Most marketers know that capturing payments is one of the most essential functions of a sales funnel. But, what happens when your product isn’t physical and you don’t sell your own goods?

Let’s say you’re an online marketer. You establish yourself as an authority in your industry by building a website that teaches people how to improve their finances. One of the first questions potential customers may have is, “How do I pay you?” You could show them a traditional invoice form, which complies with the basic requirements of a payments processor, or you could choose to take payment digitally.

Fortunately, there are solutions. And since you’re reading this article, I assume you’re already aware of the many benefits of accepting digital payments. So what type of solution should you choose? In this article, we’ll cover five methods of taking online payments that don’t require you to sell any products.

1. Collect Payments Using a Credit Card

There is a simple, yet effective approach to collecting payments. And it doesn’t require you to sell a product to implement it. All you need is a credit card and a merchant account. Once you’ve set up the credit card and merchant account with your bank, you can begin collecting money from customers. This is known as credit card processing. Let’s say your product is helpful for people in establishing credit histories and you decide to take payment through a credit card. When a customer makes their purchase through your storefront, you’ll submit a small transaction fee (between 2% and 3%) to the credit card company in exchange for the convenience of accepting payments digitally. You can also choose to have the company directly deposit the money into your account.

2. Use an Inbound Method

An interesting fact about credit cards is that they were originally created to facilitate offline transactions. That is, people would present their credit cards at the end of a store visit and the credit card company would settle the bill. As telephone orders and online transactions increased, however, credit cards were developed to facilitate online payments. The reason why you don’t typically see credit cards accepted exclusively online is because of the security concerns. In order to protect consumers’ personal information, most financial institutions restrict the types of websites that they will accept online payments through credit cards.

That is why, in most cases, you’ll need to set up a merchant account specifically to take online payments through a credit card. Still, even when using a credit card for online transactions, you should take a couple of precautions. First, make sure that the website you’re collecting payments on is secure and that your personal information is not being shared with any other parties. Second, only accept credit cards from customers who you know will remain as customers after their purchase. In other words, get to know your customers personally and build a trustworthy relationship. Third, make sure that the website you’re selling on is registered with the appropriate regulatory body. Depending on where you are located, you may need to register with specific licensing or certification authorities.

3. Use an Escrow Service

An escrow service is an intermediary that holds the funds of a buyer and a seller until the conditions of an agreement are met. In online marketing, an escrow service can be a helpful tool for collecting payments. Let’s say you’re selling a product that is supposed to improve people’s marriages. You establish a website with a comparison guide that helps users select the most suitable product for their needs. After they make their purchase, you pay the escrow service to release the funds to you.
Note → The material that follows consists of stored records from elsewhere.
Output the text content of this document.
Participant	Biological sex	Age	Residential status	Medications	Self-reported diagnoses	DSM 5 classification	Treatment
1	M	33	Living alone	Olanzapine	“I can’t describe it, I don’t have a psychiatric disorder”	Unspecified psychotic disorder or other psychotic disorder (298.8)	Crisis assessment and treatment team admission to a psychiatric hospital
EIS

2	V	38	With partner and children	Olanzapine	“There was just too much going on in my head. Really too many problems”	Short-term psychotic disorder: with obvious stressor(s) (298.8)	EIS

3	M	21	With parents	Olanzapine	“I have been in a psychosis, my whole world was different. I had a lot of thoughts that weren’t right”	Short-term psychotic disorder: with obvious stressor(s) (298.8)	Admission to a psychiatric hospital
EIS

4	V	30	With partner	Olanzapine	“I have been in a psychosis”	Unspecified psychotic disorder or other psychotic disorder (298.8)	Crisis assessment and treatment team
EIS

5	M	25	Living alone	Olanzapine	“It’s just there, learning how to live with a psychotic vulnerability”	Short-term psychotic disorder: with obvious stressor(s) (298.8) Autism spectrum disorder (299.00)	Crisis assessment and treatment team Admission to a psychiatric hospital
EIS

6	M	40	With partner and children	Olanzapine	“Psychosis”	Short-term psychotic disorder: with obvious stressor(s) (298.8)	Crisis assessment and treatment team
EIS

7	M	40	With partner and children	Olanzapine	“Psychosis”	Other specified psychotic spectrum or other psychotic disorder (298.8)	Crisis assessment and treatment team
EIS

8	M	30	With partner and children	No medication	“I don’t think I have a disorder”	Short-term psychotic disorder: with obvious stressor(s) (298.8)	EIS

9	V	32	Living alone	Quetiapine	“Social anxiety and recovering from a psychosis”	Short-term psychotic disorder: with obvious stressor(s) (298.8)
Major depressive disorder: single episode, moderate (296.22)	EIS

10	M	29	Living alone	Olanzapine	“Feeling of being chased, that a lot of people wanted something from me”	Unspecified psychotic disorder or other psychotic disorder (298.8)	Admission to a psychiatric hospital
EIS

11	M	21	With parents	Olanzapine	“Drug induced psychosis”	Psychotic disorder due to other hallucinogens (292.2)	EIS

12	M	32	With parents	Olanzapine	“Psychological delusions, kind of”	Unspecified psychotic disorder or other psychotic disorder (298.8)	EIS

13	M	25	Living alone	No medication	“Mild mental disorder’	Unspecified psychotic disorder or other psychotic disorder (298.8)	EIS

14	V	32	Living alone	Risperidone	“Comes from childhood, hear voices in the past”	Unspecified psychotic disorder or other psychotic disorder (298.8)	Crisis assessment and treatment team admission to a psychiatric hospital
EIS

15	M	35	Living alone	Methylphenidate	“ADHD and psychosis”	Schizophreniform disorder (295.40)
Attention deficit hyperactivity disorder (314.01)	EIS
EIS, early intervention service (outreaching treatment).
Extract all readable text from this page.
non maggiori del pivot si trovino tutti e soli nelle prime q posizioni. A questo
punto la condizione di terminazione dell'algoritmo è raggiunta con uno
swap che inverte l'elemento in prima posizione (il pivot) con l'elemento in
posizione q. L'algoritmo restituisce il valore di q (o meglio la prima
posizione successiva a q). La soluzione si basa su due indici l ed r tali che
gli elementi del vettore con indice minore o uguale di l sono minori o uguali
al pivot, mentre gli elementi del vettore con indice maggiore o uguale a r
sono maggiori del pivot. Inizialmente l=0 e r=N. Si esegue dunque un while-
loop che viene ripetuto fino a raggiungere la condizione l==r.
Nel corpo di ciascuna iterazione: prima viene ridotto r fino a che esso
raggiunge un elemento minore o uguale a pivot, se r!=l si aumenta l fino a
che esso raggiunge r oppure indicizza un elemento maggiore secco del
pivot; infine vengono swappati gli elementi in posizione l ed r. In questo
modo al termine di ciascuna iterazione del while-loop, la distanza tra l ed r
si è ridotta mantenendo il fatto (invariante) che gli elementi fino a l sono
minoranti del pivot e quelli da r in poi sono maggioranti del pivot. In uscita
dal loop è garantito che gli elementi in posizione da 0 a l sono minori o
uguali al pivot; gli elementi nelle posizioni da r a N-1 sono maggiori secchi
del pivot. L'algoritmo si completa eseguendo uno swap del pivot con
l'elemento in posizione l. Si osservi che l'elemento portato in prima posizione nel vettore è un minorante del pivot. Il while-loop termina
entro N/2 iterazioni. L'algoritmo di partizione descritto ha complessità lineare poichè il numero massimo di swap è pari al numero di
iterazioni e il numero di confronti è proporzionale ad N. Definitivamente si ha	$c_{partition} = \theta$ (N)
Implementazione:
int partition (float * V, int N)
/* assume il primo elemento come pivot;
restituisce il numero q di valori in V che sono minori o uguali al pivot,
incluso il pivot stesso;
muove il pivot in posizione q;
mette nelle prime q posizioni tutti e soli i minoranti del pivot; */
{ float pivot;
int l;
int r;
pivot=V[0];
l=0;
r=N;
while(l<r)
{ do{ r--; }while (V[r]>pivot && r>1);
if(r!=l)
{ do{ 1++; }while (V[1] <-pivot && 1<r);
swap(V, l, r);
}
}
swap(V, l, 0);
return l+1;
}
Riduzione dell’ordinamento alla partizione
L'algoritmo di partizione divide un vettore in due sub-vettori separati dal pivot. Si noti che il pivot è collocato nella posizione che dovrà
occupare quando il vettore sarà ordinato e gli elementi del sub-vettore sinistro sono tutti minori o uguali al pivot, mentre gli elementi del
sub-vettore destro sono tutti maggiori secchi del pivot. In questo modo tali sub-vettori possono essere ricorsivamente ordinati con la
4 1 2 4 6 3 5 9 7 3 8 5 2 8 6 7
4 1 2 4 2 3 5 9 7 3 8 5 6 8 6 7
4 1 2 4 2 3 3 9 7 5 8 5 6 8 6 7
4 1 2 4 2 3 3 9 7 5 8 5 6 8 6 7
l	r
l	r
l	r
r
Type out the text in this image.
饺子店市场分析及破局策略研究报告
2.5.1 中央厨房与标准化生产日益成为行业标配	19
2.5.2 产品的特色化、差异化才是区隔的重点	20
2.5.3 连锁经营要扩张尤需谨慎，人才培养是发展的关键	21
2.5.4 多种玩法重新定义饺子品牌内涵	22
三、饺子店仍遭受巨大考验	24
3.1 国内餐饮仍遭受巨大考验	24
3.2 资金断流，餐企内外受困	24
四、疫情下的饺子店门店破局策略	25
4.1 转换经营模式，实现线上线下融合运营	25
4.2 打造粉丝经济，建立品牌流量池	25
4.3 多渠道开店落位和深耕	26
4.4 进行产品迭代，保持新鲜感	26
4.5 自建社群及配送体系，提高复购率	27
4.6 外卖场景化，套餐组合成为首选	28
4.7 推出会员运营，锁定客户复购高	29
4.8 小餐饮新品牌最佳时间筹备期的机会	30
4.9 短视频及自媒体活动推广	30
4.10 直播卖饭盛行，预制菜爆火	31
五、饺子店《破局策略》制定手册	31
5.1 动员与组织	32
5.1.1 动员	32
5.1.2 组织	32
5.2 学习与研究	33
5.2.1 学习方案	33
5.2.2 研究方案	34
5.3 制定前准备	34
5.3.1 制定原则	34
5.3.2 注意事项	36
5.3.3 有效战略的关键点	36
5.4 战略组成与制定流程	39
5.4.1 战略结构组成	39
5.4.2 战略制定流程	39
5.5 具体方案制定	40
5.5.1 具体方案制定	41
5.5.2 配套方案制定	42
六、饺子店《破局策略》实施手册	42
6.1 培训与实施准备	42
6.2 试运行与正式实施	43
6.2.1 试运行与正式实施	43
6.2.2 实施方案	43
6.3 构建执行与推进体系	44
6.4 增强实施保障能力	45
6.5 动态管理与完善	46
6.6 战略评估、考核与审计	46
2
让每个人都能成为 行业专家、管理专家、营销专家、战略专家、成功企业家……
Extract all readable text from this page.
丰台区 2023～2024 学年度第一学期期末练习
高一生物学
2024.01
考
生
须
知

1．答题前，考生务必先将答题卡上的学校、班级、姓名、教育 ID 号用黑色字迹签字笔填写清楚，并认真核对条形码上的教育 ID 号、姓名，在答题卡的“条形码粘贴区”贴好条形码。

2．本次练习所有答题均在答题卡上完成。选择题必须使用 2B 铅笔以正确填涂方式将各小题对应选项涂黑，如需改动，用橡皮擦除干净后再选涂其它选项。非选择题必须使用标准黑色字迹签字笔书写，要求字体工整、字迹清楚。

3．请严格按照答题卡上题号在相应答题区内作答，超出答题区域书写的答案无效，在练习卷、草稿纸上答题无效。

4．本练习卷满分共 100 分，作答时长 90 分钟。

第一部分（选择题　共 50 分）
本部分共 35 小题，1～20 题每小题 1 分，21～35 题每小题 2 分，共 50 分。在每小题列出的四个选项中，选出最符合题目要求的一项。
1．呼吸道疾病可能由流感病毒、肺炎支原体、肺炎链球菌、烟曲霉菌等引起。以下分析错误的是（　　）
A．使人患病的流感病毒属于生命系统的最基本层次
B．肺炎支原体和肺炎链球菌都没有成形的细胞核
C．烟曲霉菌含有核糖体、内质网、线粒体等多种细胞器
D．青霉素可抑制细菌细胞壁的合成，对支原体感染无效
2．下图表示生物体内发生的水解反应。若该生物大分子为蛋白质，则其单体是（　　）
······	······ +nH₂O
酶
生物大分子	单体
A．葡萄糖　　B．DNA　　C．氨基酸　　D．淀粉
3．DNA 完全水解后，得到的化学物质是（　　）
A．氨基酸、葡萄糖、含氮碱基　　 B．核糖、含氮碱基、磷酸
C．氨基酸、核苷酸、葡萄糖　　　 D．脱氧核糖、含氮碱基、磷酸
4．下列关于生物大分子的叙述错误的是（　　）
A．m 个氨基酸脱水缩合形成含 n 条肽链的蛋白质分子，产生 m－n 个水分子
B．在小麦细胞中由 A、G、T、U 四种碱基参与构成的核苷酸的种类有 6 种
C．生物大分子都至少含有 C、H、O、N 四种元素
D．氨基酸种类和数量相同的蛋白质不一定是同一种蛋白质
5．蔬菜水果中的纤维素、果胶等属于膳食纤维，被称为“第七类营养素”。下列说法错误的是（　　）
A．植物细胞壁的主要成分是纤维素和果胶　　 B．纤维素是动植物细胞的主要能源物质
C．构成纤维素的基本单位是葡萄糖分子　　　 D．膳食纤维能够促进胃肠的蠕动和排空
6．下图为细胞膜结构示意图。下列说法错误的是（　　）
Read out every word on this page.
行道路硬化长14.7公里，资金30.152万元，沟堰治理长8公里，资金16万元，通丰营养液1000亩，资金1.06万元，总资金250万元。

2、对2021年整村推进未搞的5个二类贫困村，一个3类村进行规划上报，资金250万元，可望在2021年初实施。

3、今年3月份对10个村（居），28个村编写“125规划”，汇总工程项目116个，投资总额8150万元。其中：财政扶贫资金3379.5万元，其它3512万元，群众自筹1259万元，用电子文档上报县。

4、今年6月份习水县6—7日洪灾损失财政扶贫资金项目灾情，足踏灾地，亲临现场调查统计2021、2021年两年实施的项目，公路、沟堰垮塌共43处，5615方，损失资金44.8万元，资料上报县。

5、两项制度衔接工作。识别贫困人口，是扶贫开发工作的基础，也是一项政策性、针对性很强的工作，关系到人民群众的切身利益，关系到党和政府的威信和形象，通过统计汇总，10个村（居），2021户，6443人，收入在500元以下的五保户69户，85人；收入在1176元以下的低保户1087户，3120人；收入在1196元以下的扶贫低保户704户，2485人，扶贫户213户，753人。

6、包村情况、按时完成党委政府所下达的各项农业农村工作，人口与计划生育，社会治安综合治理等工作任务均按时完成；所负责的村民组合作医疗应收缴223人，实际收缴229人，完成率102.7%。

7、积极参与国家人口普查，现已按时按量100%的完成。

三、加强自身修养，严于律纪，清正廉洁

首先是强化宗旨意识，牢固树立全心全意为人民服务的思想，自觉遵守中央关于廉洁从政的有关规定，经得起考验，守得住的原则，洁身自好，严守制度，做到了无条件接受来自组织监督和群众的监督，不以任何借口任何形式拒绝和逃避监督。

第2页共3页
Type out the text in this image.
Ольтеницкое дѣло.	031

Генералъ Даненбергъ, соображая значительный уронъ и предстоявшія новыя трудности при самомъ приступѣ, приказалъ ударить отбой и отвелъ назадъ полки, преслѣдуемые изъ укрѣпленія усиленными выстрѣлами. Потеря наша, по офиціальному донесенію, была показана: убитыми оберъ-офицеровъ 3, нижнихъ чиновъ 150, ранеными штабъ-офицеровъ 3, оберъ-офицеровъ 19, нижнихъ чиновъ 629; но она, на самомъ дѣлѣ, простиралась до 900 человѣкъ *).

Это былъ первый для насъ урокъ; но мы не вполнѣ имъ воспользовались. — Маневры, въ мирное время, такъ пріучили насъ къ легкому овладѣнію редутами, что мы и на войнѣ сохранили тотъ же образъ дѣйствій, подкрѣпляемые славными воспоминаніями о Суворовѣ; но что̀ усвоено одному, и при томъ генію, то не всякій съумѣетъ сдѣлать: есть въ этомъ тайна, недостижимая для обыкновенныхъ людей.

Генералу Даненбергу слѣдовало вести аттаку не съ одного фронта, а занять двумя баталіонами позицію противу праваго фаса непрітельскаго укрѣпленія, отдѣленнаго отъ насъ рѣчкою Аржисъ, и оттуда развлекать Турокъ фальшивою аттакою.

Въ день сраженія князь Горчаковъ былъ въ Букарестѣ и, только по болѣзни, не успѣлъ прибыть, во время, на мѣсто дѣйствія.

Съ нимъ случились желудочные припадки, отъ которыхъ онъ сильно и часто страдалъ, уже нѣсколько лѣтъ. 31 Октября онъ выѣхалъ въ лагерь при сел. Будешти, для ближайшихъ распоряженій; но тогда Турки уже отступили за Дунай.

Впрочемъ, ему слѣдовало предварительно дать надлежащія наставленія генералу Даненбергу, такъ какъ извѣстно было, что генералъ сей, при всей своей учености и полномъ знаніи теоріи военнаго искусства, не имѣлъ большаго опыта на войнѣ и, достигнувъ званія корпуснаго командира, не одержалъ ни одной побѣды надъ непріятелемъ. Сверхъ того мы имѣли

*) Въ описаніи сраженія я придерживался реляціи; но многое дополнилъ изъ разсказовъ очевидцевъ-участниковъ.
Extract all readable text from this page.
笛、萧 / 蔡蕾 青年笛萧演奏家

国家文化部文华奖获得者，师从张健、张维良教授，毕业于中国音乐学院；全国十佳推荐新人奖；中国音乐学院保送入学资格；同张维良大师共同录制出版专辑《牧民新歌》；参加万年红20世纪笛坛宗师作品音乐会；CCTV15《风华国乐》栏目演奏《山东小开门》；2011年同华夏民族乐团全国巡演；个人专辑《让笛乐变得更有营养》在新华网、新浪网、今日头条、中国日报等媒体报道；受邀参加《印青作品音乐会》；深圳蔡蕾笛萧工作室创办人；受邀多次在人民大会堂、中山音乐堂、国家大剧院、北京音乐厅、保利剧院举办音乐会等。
Like with most other intermediaries, however, there are certain risks associated with using an escrow service. One of the main risks is that the escrow service can fail. If that happens, you’ll have lost both your capital and the buyer may not feel sufficiently safe in doing business with you. Still, for a simple and quick integration, many entrepreneurs and marketers opt for using escrow services rather than setting up a merchant account.

4. Use a Money Transfer Service

A money transfer service is an intermediary that allows customers to send and receive money digitally without incurring any fees. There are many benefits to using a money transfer service, not the least of which is that you don’t have to worry about keeping track of customer payments. Let’s say you’re running an online store that sells merchandise to people in the U.S. and Canada. You could set up a money transfer service where customers from either country can purchase your products. When a customer makes their payment through the service, the funds are automatically transferred to your account. There is no action required on your part to receive the funds.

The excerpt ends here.